Milk production and composition, rumen fermentation parameters, and grazing behavior of dairy cows supplemented with different forms and amounts of corn grain

The objectives were to compare milk production and composition, change in body weight and body condition score, rumen fermentation parameters and grazing patterns by cows when supplemented with different forms and amounts of corn grain. In experiment 1, 36 Holstein cows were supplemented with either 6, 6, 6, or 4 kg/d of dry matter of high moisture corn, coarsely ground corn, finely ground corn, or high moisture corn in two equal daily feedings, respectively. Milk yield (30.3 kg/d), milk protein (2.97%), and milk urea N (14.7 mg/dl) were not different among treatments. Body weight change and body condition score change were similar (23.1 kg and -0.24) for the 10-wk study.
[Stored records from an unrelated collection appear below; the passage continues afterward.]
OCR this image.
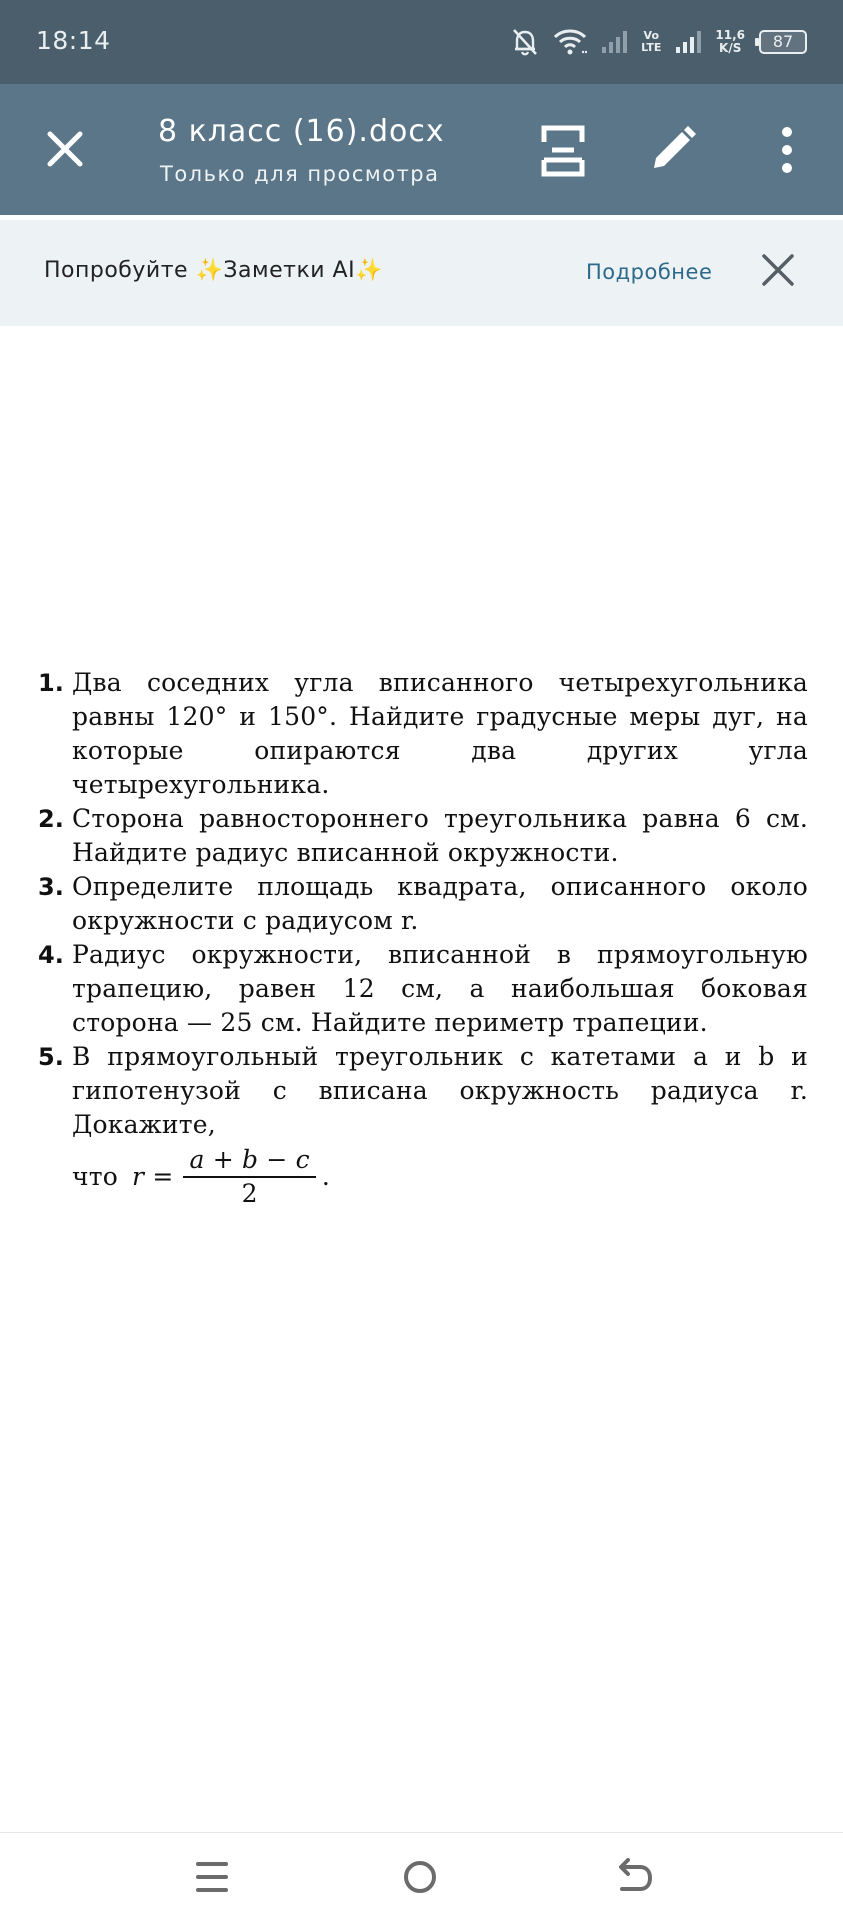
18:14	Vo
LTE
11,6
K/S	87
8 класс (16).docx
Только для просмотра
Попробуйте ✨Заметки AI✨	Подробнее
1. Два соседних угла вписанного четырехугольника равны 120° и 150°. Найдите градусные меры дуг, на которые опираются два других угла четырехугольника.
2. Сторона равностороннего треугольника равна 6 см. Найдите радиус вписанной окружности.
3. Определите площадь квадрата, описанного около окружности с радиусом r.
4. Радиус окружности, вписанной в прямоугольную трапецию, равен 12 см, а наибольшая боковая сторона — 25 см. Найдите периметр трапеции.
5. В прямоугольный треугольник с катетами a и b и гипотенузой c вписана окружность радиуса r. Докажите,
что $r = \frac{a + b - c}{2}$ .
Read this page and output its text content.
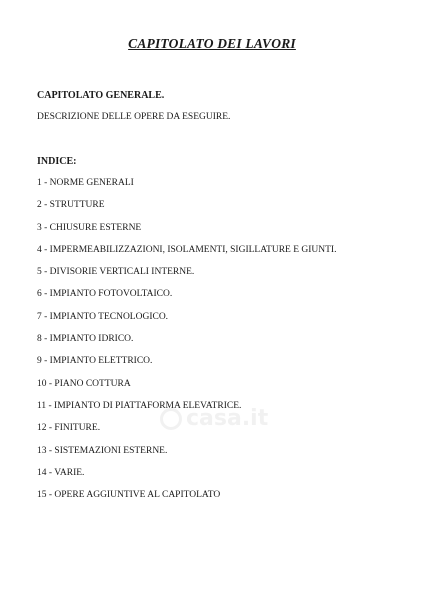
CAPITOLATO DEI LAVORI
CAPITOLATO GENERALE.
DESCRIZIONE DELLE OPERE DA ESEGUIRE.
INDICE:
1 - NORME GENERALI
2 - STRUTTURE
3 - CHIUSURE ESTERNE
4 - IMPERMEABILIZZAZIONI, ISOLAMENTI, SIGILLATURE E GIUNTI.
5 - DIVISORIE VERTICALI INTERNE.
6 - IMPIANTO FOTOVOLTAICO.
7 - IMPIANTO TECNOLOGICO.
8 - IMPIANTO IDRICO.
9 - IMPIANTO ELETTRICO.
10 - PIANO COTTURA
11 - IMPIANTO DI PIATTAFORMA ELEVATRICE.
12 - FINITURE.
13 - SISTEMAZIONI ESTERNE.
14 - VARIE.
15 - OPERE AGGIUNTIVE AL CAPITOLATO
casa.it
During experiment 2, four rumen cannulated cows in midlactation were supplemented with 6 kg/d of dry matter from either coarsely ground corn or high moisture corn in two equal feedings after milking. After the p.m. milking, ruminal pH was measured and rumen fluid samples, were collected from cows to determine ammonia N and volatile fatty acids at 0.5, 1, 2, 3, ...8 h post-corn feeding during grazing. Ruminal pH values were similar for corn supplements, and, with one exception, were 6.0 or below between 5 and 8 h. Ruminal ammonia-N concentrations reached a maximum at 7 h also. In experiment 3, 40 cows were observed for grazing behavior every 30 min for two consecutive days. Cows grazed an average of 6.4 h/d, 4.1 h in the afternoon and 2.3 h in the morning. Milk yield, milk composition, change in body weight, and body condition were similar regardless of the type or amount of corn supplemented.

Nutrient content, dry matter yield, and species composition of cool-season pasture with management-intensive grazing

The objective of this study was to determine changes in the nutrient content, available pasture, and species stand counts of cool season pastures during the grazing season. Four replicated pastures were flexibly subdivided into 18 to 36 paddocks and grazed rotationally from late April to November in each of 2 yr. Steers were grazed with fresh pasture offered each 1 to 2 d, which resulted in rest periods for paddocks of 17 to 35 d. Samples used to determine the nutrient content of pasture forage dry matter (DM) were collected from two grazing rumen-fistulated heifers that had empty, clean rumens at initiation of the sampling period. Mean stand counts in long-term established pastures for the grazing season were 24% legumes, 45% grasses, 8% grassy weeds, 10% bare ground, 11% broadleaf weeds, and 1% dung piles. Stand counts did not differ between years. Mean DM utilization of pasture per grazing cycle was 1103 kg/ha, and total DM temporal utilization per season was 6624 kg/ha, which was 35% of the pasture available for each grazing. Pasture content of neutral detergent fiber, crude protein, in situ digestible DM, and net energy for lactation did not differ between years but did differ among months of harvest: neutral detergent fiber decreased, crude protein and in situ digestible DM increased, and acid detergent fiber and estimated net energy for lactation remained relatively constant over the grazing season. The content of measured nutrients in ingested herbage did not differ among heifers sampled. These results indicate that individual cattle select similar quality diets from given pastures and nutrient differences occurred among months of sampling. Even though differences among months of season were statistically different, actual differences were small. Management-intensive grazing of pastures was uniform enough over season, and animal selectivity was strong enough over season to result in constant quality of consumed pasture.